O imóvel de dois andares no qual Yago vivia reúne três moradias, divididas entre familiares, incluindo oito crianças, e um galpão onde parte deles trabalha com reciclagem, como é o caso da própria vítima. Os policiais militares chegaram ao local pouco antes das 6h, com um mandado de busca e apreensão em mãos. Ao entrarem no imóvel, sem declararem o motivo, passaram a perguntar o nome de cada morador, até subirem por uma escada ao segundo andar e renderem o jovem, que vestia apenas uma bermuda.
Ele foi levado então ao galpão e ali foi baleado com mais de dez tiros. Enquanto a vítima era atingida, os familiares foram mantidos na parte residencial do imóvel, sob a mira das armas de outros PMs. Uma das pessoas ainda conseguiu filmar Yago sendo arrastado por um policial — o jovem clamava por socorro, ensanguentado. O vídeo foi divulgado, a princípio, pelo site de notícias Plural, de Curitiba.

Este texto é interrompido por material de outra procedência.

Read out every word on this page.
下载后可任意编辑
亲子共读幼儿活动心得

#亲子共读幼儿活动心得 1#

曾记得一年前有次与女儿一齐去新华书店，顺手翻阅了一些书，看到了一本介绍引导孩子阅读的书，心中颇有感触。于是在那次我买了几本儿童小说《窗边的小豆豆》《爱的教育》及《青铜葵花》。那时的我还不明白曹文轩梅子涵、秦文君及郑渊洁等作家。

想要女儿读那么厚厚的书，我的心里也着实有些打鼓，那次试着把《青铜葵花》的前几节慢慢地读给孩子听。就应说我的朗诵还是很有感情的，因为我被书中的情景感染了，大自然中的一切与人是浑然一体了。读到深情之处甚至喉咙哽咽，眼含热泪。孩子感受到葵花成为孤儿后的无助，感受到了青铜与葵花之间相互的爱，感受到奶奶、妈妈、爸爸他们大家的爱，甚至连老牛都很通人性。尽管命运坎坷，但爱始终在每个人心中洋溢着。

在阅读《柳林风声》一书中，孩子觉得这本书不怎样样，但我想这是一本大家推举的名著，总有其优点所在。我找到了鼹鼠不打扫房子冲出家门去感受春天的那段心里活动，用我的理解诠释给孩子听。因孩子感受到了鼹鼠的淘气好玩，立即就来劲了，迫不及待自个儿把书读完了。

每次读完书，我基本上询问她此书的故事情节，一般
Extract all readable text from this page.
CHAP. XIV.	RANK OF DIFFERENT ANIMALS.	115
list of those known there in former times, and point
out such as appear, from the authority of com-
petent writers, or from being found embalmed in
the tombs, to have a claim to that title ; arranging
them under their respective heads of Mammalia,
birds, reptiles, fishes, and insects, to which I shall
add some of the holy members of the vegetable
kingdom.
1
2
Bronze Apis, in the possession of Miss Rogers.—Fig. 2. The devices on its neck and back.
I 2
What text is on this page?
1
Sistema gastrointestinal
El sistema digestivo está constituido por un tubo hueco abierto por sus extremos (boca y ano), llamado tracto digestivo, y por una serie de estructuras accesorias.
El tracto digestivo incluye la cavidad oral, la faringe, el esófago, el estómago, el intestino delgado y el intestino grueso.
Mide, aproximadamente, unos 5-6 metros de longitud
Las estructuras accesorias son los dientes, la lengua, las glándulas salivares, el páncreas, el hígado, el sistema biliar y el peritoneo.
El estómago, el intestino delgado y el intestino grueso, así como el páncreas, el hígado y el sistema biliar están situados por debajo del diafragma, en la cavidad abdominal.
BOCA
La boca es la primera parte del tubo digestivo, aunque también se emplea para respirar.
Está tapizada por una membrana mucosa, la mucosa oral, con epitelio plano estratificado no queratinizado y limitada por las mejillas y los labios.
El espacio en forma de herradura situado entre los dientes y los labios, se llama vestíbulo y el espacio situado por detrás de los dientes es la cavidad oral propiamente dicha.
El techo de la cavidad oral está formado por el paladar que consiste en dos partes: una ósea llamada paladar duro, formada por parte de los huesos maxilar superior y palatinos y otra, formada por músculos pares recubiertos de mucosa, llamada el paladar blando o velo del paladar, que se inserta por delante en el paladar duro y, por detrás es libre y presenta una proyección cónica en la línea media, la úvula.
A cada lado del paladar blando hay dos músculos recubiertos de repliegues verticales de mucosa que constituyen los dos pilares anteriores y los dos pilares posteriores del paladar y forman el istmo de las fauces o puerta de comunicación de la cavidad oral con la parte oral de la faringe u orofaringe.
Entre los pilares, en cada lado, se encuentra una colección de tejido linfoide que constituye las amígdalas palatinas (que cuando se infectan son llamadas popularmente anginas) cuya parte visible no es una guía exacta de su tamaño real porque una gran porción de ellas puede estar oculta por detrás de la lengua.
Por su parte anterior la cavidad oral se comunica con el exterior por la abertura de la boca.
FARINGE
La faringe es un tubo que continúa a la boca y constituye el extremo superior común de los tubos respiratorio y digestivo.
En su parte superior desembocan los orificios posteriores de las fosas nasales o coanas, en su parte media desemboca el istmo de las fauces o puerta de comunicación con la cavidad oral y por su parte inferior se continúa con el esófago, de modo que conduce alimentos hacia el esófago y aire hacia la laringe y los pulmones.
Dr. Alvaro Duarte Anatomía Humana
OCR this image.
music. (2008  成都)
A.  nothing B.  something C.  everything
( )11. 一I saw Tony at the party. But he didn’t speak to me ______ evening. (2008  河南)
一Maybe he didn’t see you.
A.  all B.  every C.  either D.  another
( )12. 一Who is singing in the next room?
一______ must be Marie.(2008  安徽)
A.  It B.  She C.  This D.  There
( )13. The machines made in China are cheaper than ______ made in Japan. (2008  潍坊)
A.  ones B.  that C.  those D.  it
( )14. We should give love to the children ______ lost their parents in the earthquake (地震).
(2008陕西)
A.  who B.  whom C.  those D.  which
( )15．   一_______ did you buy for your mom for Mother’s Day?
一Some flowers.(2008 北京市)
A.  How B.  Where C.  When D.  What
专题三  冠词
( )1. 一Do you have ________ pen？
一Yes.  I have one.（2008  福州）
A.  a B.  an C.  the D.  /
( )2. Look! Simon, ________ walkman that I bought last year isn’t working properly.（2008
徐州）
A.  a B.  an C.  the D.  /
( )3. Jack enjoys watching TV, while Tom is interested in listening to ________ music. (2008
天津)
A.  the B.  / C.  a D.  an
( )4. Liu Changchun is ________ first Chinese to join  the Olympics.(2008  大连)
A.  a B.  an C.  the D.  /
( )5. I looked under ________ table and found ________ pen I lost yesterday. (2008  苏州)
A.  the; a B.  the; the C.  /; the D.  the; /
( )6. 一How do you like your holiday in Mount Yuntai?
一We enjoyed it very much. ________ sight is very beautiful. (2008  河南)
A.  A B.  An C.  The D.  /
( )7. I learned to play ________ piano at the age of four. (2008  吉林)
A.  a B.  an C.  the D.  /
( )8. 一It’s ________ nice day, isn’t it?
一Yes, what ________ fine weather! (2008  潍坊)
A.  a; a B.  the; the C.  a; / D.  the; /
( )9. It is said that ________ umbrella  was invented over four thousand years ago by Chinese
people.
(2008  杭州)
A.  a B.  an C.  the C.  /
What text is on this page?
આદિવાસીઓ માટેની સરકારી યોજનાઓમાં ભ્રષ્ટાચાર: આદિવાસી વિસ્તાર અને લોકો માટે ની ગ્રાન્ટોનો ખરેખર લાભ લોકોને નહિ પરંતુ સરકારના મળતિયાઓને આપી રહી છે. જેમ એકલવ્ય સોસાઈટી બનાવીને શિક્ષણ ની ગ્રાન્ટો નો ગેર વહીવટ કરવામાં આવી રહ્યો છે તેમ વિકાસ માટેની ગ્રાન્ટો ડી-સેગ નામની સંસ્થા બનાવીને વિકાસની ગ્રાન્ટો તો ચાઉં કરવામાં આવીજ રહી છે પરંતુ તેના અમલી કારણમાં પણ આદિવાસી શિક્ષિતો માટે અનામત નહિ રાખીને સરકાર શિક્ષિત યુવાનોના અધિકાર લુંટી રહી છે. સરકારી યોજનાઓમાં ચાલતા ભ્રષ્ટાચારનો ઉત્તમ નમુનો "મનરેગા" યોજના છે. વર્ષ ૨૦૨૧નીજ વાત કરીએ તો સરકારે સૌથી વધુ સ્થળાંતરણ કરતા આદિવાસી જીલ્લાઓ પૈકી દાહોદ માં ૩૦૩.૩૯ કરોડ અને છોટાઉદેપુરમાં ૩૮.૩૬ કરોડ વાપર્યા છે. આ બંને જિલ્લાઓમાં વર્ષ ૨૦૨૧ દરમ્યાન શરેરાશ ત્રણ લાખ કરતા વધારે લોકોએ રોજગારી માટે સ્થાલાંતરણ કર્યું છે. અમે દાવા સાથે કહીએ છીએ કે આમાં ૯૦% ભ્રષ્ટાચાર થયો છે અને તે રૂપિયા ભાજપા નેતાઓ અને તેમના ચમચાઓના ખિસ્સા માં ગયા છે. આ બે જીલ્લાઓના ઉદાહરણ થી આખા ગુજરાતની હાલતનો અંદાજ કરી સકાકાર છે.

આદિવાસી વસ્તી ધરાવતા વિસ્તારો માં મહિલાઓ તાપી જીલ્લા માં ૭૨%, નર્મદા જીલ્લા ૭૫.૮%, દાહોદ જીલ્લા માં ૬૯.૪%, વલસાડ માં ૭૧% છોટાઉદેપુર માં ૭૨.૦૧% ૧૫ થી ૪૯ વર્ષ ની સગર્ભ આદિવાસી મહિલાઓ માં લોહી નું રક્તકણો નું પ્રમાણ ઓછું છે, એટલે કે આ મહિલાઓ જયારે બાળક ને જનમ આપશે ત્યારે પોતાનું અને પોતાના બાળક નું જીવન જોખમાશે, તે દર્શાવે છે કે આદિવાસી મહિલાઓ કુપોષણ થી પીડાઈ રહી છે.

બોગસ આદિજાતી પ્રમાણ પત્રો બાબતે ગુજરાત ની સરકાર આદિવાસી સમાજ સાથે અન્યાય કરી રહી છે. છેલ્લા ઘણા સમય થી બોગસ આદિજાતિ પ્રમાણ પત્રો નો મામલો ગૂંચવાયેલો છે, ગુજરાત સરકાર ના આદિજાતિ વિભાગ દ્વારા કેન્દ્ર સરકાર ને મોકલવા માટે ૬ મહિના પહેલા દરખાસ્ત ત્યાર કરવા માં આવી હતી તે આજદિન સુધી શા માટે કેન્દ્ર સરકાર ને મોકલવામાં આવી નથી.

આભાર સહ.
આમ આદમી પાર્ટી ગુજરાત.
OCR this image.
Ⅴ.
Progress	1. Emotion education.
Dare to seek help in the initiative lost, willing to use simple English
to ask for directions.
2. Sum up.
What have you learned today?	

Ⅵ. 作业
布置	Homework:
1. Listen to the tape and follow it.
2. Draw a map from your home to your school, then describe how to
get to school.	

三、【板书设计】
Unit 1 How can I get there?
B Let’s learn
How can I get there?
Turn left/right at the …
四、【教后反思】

‘Foi para matar mesmo, foi execução’
Conforme apurou a Ponte, a família não pôde se aproximar do jovem baleado, mantida sob ameaça dos policiais. Uma ambulância chegou ao local em cerca de 15 minutos, mas foi dispensada pelos PMs sem que os socorristas entrassem no imóvel, quando Yago ainda agonizava vivo.
Quase uma hora depois, chegou à residência uma nova ambulância, ocasião em que foi confirmado que a vítima já estava morta. O corpo de Yago ficou estirado em uma balança, cercado de latinhas.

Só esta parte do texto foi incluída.